Here is an example of use of these functions:

test=# SELECT get_session_id();
   get_session_id   
--------------------
 {1527703231,11007}

test=# SELECT generate_lsid(1527703231,11007);
   generate_lsid    
--------------------
 {1527703231,11007}

test=# SELECT get_session_start_time(get_session_id());
 get_session_start_time 
------------------------
             1527703231

test=# SELECT get_session_pid(get_session_id());
 get_session_pid 
-----------------
           11007

Behind the background worker

The pgtt_bgw background worker is responsible of removing all rows that are no more visible to any running session or transaction.

To achieve that it wakes up each naptime (default 5 seconds) and creates dedicated dynamic background workers to connect to each database.
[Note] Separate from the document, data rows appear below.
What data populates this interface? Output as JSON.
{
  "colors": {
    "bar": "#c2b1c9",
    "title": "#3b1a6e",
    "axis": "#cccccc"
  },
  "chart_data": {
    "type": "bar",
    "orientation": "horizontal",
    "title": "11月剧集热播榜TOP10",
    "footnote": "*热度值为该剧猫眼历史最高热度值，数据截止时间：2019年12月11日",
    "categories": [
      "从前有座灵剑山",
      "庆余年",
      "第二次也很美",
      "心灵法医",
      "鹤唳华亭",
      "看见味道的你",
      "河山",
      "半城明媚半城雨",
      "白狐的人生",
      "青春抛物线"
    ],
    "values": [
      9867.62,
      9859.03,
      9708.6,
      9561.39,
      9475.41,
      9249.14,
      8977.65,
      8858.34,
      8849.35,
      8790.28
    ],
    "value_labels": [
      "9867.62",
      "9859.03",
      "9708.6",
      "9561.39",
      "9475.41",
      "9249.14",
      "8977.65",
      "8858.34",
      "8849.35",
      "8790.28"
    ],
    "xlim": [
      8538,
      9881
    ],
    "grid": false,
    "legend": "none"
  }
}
When the pgtt extension is found in the database it calls the pgtt_schema.pgtt_maintenance() function.

The first argument of the function is the iteration number, 0 mean that the background worker was just started so Global Temporary tables must be truncated. The iteration number is incremented each time the background worker wakes up.

To avoid too much performances lost when the background worker is deleting rows the number of rows removed at one time is defined by the pgtt_chunk_size GUC. It is passed to the function as second parameter, default: 250000.

The third parameter is use to force an ANALYZE to be perform just after obsolete rows have been removed. Default is to leave autoanalyze do the work.

The pgtt_schema.pgtt_maintenance() has the following actions:

  1. Look for relation id in table pgtt_schema.pgtt_global_temp.
  2. Remove all references to the relation if it has been dropped.
  3. If the relation exists it truncate the GTT table when the worker is run at postmaster startup then exit.
  4. For other iteration it delete rows from the Global Temporary table where the pid stored in pgtt_sessid doesn't appears in view pg_stat_activity or if the xmim is not fount in the same view, looking at pid and backend_xid columns. Xmin is verified only if the Global Temporary table is declared to delete rows on commit, when preserved is false.
  5. When an analyze is asked the function execute an ANALYZE on the table after having removed obsolete tuples. THe default is to let autoanalyze do is work.

The function returns the total number of rows deleted. It must not be run manually but only run by pgtt_bgw the background worker.